Jリーグの創設時の収益は
「人件費を含めて5億円」を想定
――Jリーグ、Bリーグ共に、地域密着を重視されています。
観客動員を増やすには地域に根差す以外、他にないよ。おらが町の代表といかに思ってくれるかだね。
──『独裁者』という著書がありますが、ある程度は強引にやる必要がありますか?
思い切った決断は必要。清宮副会長の強烈なリーダーシップは不可欠な要素だと思うが、あまりにも独断専行では反感を買う。委員会の意向として進めるなどして、好んで敵をつくる必要はない。
――ラグビーは人数が多く、人件費がかかります。
ラグビーはけがもあるので最低35人、事務局員を含めれば50人は必要。いろいろ含めると最低でも15億円程度はかかるらしいので、この部分の負担は大きい。Jリーグより恵まれているのは、世界のトップクラスの選手が来ていることだね。Jリーグの創設時は、企業負担は読売クラブが一番大きくて日テレ、読売、報知から合計9億円。あとは、人件費は別だとしても、企業負担は3億円が平均だった。

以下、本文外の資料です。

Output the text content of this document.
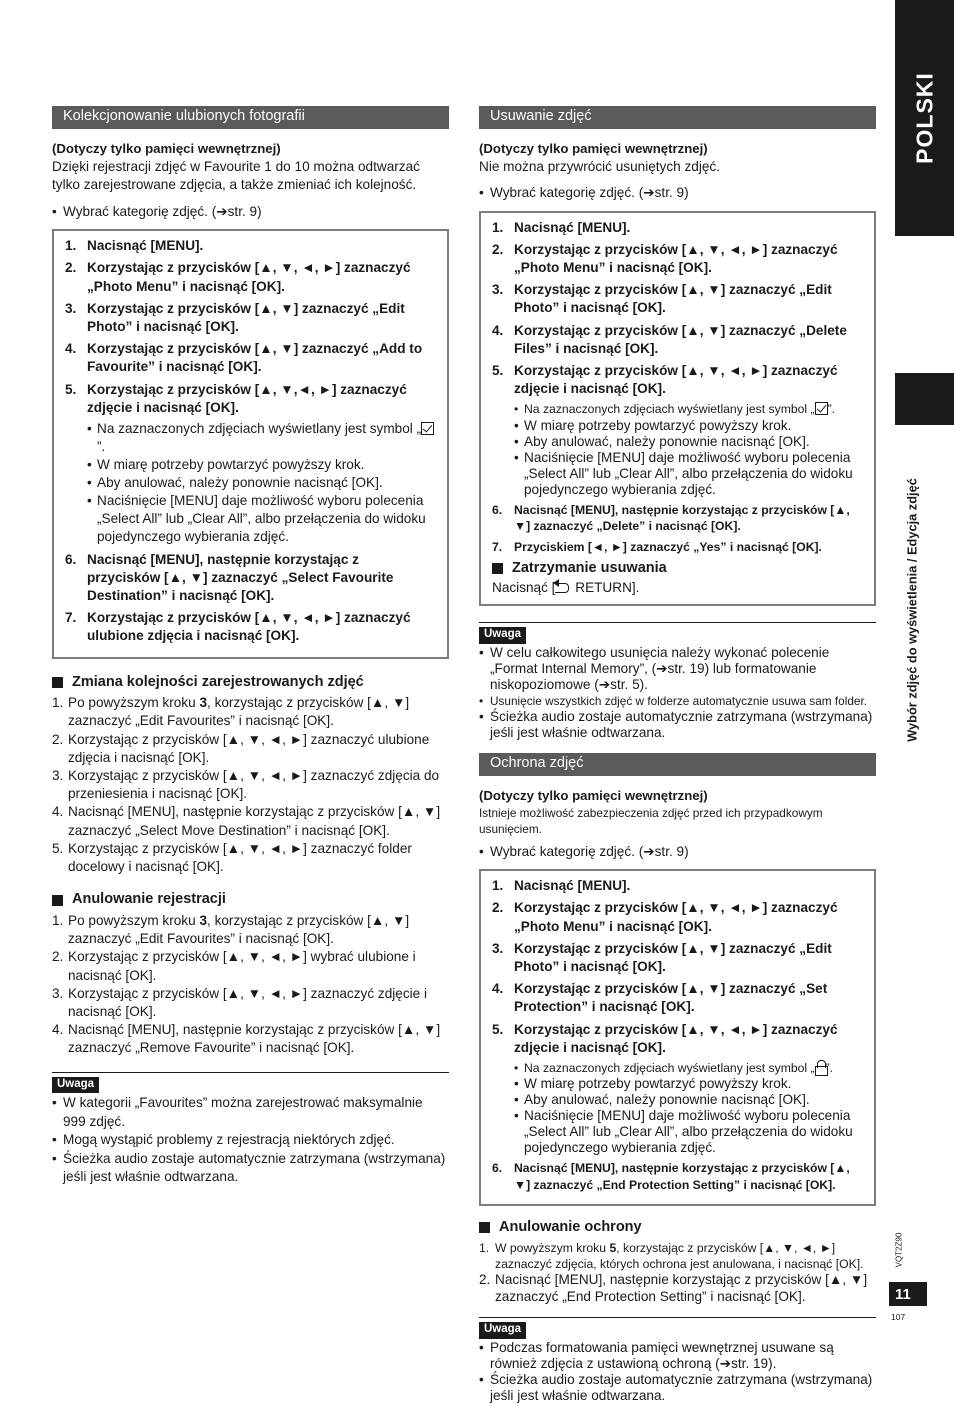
POLSKI
Wybór zdjęć do wyświetlenia / Edycja zdjęć
VQT2Z90
11
107
Kolekcjonowanie ulubionych fotografii
(Dotyczy tylko pamięci wewnętrznej)
Dzięki rejestracji zdjęć w Favourite 1 do 10 można odtwarzać tylko zarejestrowane zdjęcia, a także zmieniać ich kolejność.
• Wybrać kategorię zdjęć. (➔str. 9)
1. Nacisnąć [MENU].
2. Korzystając z przycisków [▲, ▼, ◄, ►] zaznaczyć „Photo Menu” i nacisnąć [OK].
3. Korzystając z przycisków [▲, ▼] zaznaczyć „Edit Photo” i nacisnąć [OK].
4. Korzystając z przycisków [▲, ▼] zaznaczyć „Add to Favourite” i nacisnąć [OK].
5. Korzystając z przycisków [▲, ▼,◄, ►] zaznaczyć zdjęcie i nacisnąć [OK].
• Na zaznaczonych zdjęciach wyświetlany jest symbol „”.
• W miarę potrzeby powtarzyć powyższy krok.
• Aby anulować, należy ponownie nacisnąć [OK].
• Naciśnięcie [MENU] daje możliwość wyboru polecenia „Select All” lub „Clear All”, albo przełączenia do widoku pojedynczego wybierania zdjęć.
6. Nacisnąć [MENU], następnie korzystając z przycisków [▲, ▼] zaznaczyć „Select Favourite Destination” i nacisnąć [OK].
7. Korzystając z przycisków [▲, ▼, ◄, ►] zaznaczyć ulubione zdjęcia i nacisnąć [OK].
Zmiana kolejności zarejestrowanych zdjęć
1. Po powyższym kroku 3, korzystając z przycisków [▲, ▼] zaznaczyć „Edit Favourites” i nacisnąć [OK].
2. Korzystając z przycisków [▲, ▼, ◄, ►] zaznaczyć ulubione zdjęcia i nacisnąć [OK].
3. Korzystając z przycisków [▲, ▼, ◄, ►] zaznaczyć zdjęcia do przeniesienia i nacisnąć [OK].
4. Nacisnąć [MENU], następnie korzystając z przycisków [▲, ▼] zaznaczyć „Select Move Destination” i nacisnąć [OK].
5. Korzystając z przycisków [▲, ▼, ◄, ►] zaznaczyć folder docelowy i nacisnąć [OK].
Anulowanie rejestracji
1. Po powyższym kroku 3, korzystając z przycisków [▲, ▼] zaznaczyć „Edit Favourites” i nacisnąć [OK].
2. Korzystając z przycisków [▲, ▼, ◄, ►] wybrać ulubione i nacisnąć [OK].
3. Korzystając z przycisków [▲, ▼, ◄, ►] zaznaczyć zdjęcie i nacisnąć [OK].
4. Nacisnąć [MENU], następnie korzystając z przycisków [▲, ▼] zaznaczyć „Remove Favourite” i nacisnąć [OK].
Uwaga
• W kategorii „Favourites” można zarejestrować maksymalnie 999 zdjęć.
• Mogą wystąpić problemy z rejestracją niektórych zdjęć.
• Ścieżka audio zostaje automatycznie zatrzymana (wstrzymana) jeśli jest właśnie odtwarzana.
Usuwanie zdjęć
(Dotyczy tylko pamięci wewnętrznej)
Nie można przywrócić usuniętych zdjęć.
• Wybrać kategorię zdjęć. (➔str. 9)
1. Nacisnąć [MENU].
2. Korzystając z przycisków [▲, ▼, ◄, ►] zaznaczyć „Photo Menu” i nacisnąć [OK].
3. Korzystając z przycisków [▲, ▼] zaznaczyć „Edit Photo” i nacisnąć [OK].
4. Korzystając z przycisków [▲, ▼] zaznaczyć „Delete Files” i nacisnąć [OK].
5. Korzystając z przycisków [▲, ▼, ◄, ►] zaznaczyć zdjęcie i nacisnąć [OK].
• Na zaznaczonych zdjęciach wyświetlany jest symbol „ ”.
• W miarę potrzeby powtarzyć powyższy krok.
• Aby anulować, należy ponownie nacisnąć [OK].
• Naciśnięcie [MENU] daje możliwość wyboru polecenia „Select All” lub „Clear All”, albo przełączenia do widoku pojedynczego wybierania zdjęć.
6. Nacisnąć [MENU], następnie korzystając z przycisków [▲, ▼] zaznaczyć „Delete” i nacisnąć [OK].
7. Przyciskiem [◄, ►] zaznaczyć „Yes” i nacisnąć [OK].
Zatrzymanie usuwania
Nacisnąć [ RETURN].
Uwaga
• W celu całkowitego usunięcia należy wykonać polecenie „Format Internal Memory”, (➔str. 19) lub formatowanie niskopoziomowe (➔str. 5).
• Usunięcie wszystkich zdjęć w folderze automatycznie usuwa sam folder.
• Ścieżka audio zostaje automatycznie zatrzymana (wstrzymana) jeśli jest właśnie odtwarzana.
Ochrona zdjęć
(Dotyczy tylko pamięci wewnętrznej)
Istnieje możliwość zabezpieczenia zdjęć przed ich przypadkowym usunięciem.
• Wybrać kategorię zdjęć. (➔str. 9)
1. Nacisnąć [MENU].
2. Korzystając z przycisków [▲, ▼, ◄, ►] zaznaczyć „Photo Menu” i nacisnąć [OK].
3. Korzystając z przycisków [▲, ▼] zaznaczyć „Edit Photo” i nacisnąć [OK].
4. Korzystając z przycisków [▲, ▼] zaznaczyć „Set Protection” i nacisnąć [OK].
5. Korzystając z przycisków [▲, ▼, ◄, ►] zaznaczyć zdjęcie i nacisnąć [OK].
• Na zaznaczonych zdjęciach wyświetlany jest symbol „ ”.
• W miarę potrzeby powtarzyć powyższy krok.
• Aby anulować, należy ponownie nacisnąć [OK].
• Naciśnięcie [MENU] daje możliwość wyboru polecenia „Select All” lub „Clear All”, albo przełączenia do widoku pojedynczego wybierania zdjęć.
6. Nacisnąć [MENU], następnie korzystając z przycisków [▲, ▼] zaznaczyć „End Protection Setting” i nacisnąć [OK].
Anulowanie ochrony
1. W powyższym kroku 5, korzystając z przycisków [▲, ▼, ◄, ►] zaznaczyć zdjęcia, których ochrona jest anulowana, i nacisnąć [OK].
2. Nacisnąć [MENU], następnie korzystając z przycisków [▲, ▼] zaznaczyć „End Protection Setting” i nacisnąć [OK].
Uwaga
• Podczas formatowania pamięci wewnętrznej usuwane są również zdjęcia z ustawioną ochroną (➔str. 19).
• Ścieżka audio zostaje automatycznie zatrzymana (wstrzymana) jeśli jest właśnie odtwarzana.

──Jリーグ創設時の収益計画はどう試算されたのでしょうか?
設立時の収益は、「人件費を含めて5億円」を一つのめどとした。人件費が選手25人、平均800万円で2億円、経費その他が3億円で年間5億円と計算。入場料金は観客が1試合1万人、チケット単価が1000円だとすると、20試合で2億円。スポンサーから1億円をもらい、あとの2億円は今の所属企業から応援してもらう。これなら、今まで出している経費と変わらないという考え方でスタートした。観客動員は、ラグビーは1万5000人が目標らしいね。現状の人数からすると厳しいが、これはJリーグもそうだった。
──実際の収益は上振れしました。
当時はプロ野球が低迷していて、マスコミに大きく取り上げてもらえた。バブルの名残もあり、いろいろなタイミングが良かった。初年度は、チームの収益が平均で25億円程度。選手の年俸が一気に上がって、ヴェルディは人件費だけで15億円程度まで増えた。いろいろ含めて、初年度の分配金は各チーム4億円ぐらいあったと記憶している。ただ、Jリーグのスタート時の放映権料は10億円。それが今はDAZNと年間210億円で契約している。DAZNは日本のスポーツ界を席巻しようという勢いだから「ラグビーも全試合」という可能性はある。